É claro que histórias como essa atraíram a atenção de curiosos que visitavam o lugar interessados em ouvir por si mesmos, sons que viajavam sem serem proferidos. Muitos dos que lá estiveram contaram que não ouviram nada de estranho senão o som de pássaros que se aninhavam nas ruínas, mas muitos outros relatavam experiências desconcertantes. O ruído que se repetia pela eternidade.



Em 1931, Ezra Potts, um precursor do estudo paranormal visitou Bara-Hack e ficou chocado pela coleção de ruídos desencarnados que ouviu. Ele transcreveu palavras perdidas em seus registros, atestando que o fenômeno não apenas era real, como se manifestava espontaneamente, com o u sem uma audiência presente para ouvir. Era como se os sons pudessem cruzar um túnel que conectava duas épocas distintas.  

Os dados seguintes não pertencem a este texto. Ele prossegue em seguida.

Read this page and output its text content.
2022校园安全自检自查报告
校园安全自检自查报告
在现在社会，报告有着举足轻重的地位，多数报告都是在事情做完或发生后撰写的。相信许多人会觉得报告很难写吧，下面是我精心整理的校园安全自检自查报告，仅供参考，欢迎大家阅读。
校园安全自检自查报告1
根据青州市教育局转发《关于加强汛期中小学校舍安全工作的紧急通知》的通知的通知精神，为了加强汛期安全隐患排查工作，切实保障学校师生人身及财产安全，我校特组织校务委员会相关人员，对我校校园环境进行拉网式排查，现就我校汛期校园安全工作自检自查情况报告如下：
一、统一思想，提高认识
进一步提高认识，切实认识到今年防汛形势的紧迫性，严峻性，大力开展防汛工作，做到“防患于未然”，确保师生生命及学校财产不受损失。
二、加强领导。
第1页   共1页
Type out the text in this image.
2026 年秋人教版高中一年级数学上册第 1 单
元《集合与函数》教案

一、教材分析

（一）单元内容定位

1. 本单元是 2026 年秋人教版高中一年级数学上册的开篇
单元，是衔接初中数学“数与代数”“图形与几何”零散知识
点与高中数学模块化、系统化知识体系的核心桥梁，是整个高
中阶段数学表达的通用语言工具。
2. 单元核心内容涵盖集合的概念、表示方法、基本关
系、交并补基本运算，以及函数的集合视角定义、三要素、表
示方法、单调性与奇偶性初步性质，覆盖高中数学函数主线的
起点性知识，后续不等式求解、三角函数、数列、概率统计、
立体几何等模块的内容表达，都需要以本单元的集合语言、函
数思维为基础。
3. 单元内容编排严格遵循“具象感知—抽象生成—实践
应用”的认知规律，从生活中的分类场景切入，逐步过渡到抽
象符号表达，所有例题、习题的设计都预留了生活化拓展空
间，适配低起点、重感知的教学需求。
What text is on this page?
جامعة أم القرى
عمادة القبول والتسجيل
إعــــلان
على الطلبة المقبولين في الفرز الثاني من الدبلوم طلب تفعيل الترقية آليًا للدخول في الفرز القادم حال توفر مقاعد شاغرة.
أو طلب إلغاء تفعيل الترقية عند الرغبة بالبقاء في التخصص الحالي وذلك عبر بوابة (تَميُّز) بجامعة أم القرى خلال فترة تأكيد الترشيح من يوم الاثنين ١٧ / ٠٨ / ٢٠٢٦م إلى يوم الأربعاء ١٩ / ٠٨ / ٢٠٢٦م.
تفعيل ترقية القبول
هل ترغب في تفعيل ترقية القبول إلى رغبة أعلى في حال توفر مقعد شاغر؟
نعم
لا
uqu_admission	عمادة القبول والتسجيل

Um grande número de caçadores de fantasmas e exploradores do paranormal também visitaram as ruínas e algumas dessas expedições obtiveram resultados particularmente estranhos. Em agosto e outubro de 1971, o pesquisador paranormal Paul Eno, realizou uma investigação da propriedade e não ficou desapontado. O livro de Eno com o título "Faces nas Janelas", contaria sobre essa investigação:

"Nós fomos até a aldeia, onde fomos imediatamente atingidos por vários fenômenos estranhos: uma sensação avassaladora de depressão cobria a área como um cobertor; ouvimos o latido constante de cães, mugidos de vacas e a ocasional voz humana; e notamos que havia uma aura de tristeza plácida. Após duas horas e quinze minutos de exploração, nosso grupo partiu e voltou às 19h15 daquela noite. Enquanto nossos equipamentos de gravação eram montados, as vozes se tornaram mais discerníveis individualmente – vozes vindas do riacho Mashomoquet, que corria pela vila. Os sons eram de riso – o riso das crianças. A equipe voltou novamente nos dias 30 e 31 de outubro com novos membros da equipe, para garantir que o que ouviram antes não era uma ilusão coletiva. 

Acabou sendo uma noite muito movimentada. Ao anoitecer, o grupo se perdeu enquanto caminhava em direção ao cemitério. Todos sabiam o caminho, mas nenhum deles conseguia encontrá-lo. Exasperados, eles se viraram para encontrar um dos novos membros de sua equipe congelado no lugar. Ele não conseguia se mover e estava suando e respirando com dificuldade. Todos os membros da equipe tentaram movê-lo, mas ele estava petrificado – o que eles mais tarde descobririam foi que estavam sobre o cemitério o tempo todo, embora não fosse possível perceber isso".


Outros investigadores paranormais desde então relataram frequentemente o mesmo tipo de fenômeno, e as ruínas de Bara-Hack alcançaram um status quase lendário na área como um lugar muito ativo com atividade paranormal. Infelizmente para aqueles dispostos a desbravar este lugar, as ruínas acabaram se tornando propriedade privada e foram fechadas ao público, pontilhadas com placas de "Proibido Invasão" para manter todos os possíveis caçadores de fantasmas e curiosos fora.

Como ninguém pode realmente ter acesso ao sítio agora, é difícil dizer se ele ainda é passível dos fenômenos que muitos relataram ao longo das décadas e ficamos imaginando qual seria a verdade sobre esse lugar que congrega tantas histórias. Seria apenas uma Lenda Urbana ou há algo mais?

Uma sugestão é que os estranhos incidentes decorrem da terra ter sido amaldiçoada pelo povo nativo Nipmuc, que originalmente detinha esse lugar antes de ser expulso pelos colonos brancos. Os Nipmuc, por sua vez, sempre falaram que a área era habitada por espíritos da terra e das profundezas, seres que confundiam e alteravam a percepção dos vivos. Outra hipótese mais moderna é que este lugar por algum motivo desconhecido seria um ponto tênue em que o tecido das realidades seria mais fino. O que estaria sendo visto e ouvido era o que acontecia numa dimensão paralela em outro tempo e lugar. Ainda outras ideias citam um lapso de tempo, ou um caso de assombração residual, em que eventos do passado são de alguma forma gravados em um lugar como imagens em filme e reproduzidas eternamente.

O que quer que esteja acontecendo aqui em Bara-Hack, é uma coisa bastante assustadora, o que concede a esse lugar perdido no tempo, destaque entre os fenômenos inexplicáveis que nos cercam.